VIII
UNE AME SANS FREIN
Une douzaine d'années plus tard, en plein mois d'août, au moment des vacances parlementaires, et durant une période où le marquis député Pascal de Malboise était notoirement absent de Paris, le coup de timbre d'une visite vibra dans le silence assoupi de son hôtel Renaissance, rue d'Offémont.

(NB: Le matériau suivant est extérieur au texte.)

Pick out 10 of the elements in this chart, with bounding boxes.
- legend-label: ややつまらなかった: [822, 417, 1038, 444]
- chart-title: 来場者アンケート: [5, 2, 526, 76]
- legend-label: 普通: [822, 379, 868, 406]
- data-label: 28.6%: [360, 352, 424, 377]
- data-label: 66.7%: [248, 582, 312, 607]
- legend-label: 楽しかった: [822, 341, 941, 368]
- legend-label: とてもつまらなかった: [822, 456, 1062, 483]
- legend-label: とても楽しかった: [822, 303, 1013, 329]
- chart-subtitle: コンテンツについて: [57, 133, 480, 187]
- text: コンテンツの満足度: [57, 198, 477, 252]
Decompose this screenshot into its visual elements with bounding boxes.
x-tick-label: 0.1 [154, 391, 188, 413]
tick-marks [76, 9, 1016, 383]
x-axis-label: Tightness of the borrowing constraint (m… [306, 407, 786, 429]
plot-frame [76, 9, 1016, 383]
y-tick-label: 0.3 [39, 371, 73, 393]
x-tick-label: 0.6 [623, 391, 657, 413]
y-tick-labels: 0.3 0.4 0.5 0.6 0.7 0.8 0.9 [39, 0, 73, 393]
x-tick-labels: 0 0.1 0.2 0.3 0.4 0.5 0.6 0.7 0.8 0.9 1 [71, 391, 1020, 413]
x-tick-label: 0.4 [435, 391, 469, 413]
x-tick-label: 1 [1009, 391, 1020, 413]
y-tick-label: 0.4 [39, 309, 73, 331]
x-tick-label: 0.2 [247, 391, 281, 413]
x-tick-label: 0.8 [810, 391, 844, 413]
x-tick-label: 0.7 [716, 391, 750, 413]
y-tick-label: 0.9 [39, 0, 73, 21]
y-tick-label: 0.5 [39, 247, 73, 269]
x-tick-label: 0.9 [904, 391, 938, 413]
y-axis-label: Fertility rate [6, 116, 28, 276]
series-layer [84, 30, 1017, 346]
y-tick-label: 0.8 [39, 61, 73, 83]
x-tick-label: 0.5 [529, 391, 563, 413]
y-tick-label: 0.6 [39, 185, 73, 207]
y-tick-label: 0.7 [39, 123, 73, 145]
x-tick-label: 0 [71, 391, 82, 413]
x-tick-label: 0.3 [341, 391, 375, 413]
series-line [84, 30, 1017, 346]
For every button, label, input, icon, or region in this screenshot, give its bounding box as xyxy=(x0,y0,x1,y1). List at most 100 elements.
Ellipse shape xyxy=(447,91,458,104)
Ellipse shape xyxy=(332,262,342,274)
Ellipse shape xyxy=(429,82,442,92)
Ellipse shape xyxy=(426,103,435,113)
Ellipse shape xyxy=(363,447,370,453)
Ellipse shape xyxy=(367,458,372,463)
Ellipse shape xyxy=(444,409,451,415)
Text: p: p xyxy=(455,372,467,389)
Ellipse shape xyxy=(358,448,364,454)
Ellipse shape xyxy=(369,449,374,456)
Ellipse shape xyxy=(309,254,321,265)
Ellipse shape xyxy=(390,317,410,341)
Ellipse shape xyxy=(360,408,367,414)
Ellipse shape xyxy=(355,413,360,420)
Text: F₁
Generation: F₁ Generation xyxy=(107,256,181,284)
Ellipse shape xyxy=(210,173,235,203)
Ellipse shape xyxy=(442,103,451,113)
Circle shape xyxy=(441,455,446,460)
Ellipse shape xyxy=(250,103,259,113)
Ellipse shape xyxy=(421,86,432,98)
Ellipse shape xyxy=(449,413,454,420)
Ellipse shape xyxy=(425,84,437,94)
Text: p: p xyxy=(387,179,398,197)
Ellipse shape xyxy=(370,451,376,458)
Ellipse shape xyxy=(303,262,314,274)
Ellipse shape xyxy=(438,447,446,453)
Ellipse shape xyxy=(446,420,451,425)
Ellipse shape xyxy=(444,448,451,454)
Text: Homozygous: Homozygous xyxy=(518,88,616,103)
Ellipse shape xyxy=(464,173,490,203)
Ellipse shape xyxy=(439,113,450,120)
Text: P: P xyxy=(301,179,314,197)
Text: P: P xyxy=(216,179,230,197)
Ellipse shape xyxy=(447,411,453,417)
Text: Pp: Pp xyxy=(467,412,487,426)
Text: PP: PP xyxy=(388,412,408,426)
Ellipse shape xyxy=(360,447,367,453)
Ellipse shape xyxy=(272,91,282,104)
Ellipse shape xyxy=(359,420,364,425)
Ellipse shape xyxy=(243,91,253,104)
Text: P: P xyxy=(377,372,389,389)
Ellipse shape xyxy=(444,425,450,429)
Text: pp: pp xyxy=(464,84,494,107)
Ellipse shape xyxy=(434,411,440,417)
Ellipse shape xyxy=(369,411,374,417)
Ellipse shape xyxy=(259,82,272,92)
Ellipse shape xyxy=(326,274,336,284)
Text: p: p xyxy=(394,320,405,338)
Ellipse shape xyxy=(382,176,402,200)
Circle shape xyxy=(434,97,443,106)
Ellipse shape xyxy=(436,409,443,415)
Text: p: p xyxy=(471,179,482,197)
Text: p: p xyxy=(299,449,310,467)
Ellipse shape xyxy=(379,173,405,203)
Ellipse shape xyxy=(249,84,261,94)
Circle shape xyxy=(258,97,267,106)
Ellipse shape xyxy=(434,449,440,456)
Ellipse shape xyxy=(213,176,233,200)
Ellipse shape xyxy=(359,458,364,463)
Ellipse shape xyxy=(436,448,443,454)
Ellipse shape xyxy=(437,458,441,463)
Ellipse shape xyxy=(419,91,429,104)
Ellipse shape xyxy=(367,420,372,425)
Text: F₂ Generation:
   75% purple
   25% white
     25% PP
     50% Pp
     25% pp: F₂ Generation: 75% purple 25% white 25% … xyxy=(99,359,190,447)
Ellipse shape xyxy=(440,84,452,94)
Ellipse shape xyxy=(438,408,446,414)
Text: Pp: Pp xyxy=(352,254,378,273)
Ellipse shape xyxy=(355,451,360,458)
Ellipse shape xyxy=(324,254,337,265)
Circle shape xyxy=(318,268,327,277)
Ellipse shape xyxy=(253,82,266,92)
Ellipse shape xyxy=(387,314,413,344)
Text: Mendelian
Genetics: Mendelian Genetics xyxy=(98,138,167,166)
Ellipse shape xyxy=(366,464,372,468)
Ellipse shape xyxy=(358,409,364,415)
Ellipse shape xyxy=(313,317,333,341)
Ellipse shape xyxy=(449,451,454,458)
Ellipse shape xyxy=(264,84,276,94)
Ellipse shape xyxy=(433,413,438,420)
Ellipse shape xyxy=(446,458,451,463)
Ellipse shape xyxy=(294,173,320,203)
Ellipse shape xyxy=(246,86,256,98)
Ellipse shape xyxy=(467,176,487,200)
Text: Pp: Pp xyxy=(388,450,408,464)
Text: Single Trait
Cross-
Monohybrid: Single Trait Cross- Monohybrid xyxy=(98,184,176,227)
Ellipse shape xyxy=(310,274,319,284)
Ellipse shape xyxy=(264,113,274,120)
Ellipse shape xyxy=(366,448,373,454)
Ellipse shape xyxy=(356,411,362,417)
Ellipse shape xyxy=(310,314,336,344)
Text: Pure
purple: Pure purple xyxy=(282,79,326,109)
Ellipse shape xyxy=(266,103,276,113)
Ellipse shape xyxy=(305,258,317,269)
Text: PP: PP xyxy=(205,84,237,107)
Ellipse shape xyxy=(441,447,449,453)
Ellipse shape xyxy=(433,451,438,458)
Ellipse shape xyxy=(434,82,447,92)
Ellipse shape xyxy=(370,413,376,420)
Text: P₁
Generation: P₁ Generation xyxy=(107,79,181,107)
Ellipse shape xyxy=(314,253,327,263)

Les domestiques étaient au loin, comme le maître—les uns à son château de Solgrès, les autres en vacances dans leurs pays respectifs. Seul le couple immuable des Poinclou, qui jamais ne bougeait de cette demeure depuis que M. de Malboise en avait confié la garde à l'ancien valet de chambre et à sa femme, coulait des jours paisibles dans un doux far niente. Ces deux bonnes gens, vieillis d'ailleurs, habitués à régir la valetaille et à se faire servir plutôt qu'à servir, ne se pressèrent pas de répondre à la sonnerie électrique. Chacun regarda l'autre par-dessus son éventail de cartes,—car ils étaient en train de faire un bézigue dans l'office, la pièce la plus fraîche de l'hôtel, où les volets clos maintenaient une température délicieuse. Enfin le mari, avec ses airs galants d'ancien valet de chambre avantageux, se leva, disant à sa femme:
—«J'y vais, madame Poinclou. Ne te dérange pas.»
Il fut un moment avant de revenir. Puis Mme Poinclou entendit deux voix et vit reparaître son mari accompagnant quelqu'un.
—«Tiens, ma bonne, voici un monsieur que tu renseigneras mieux que moi.»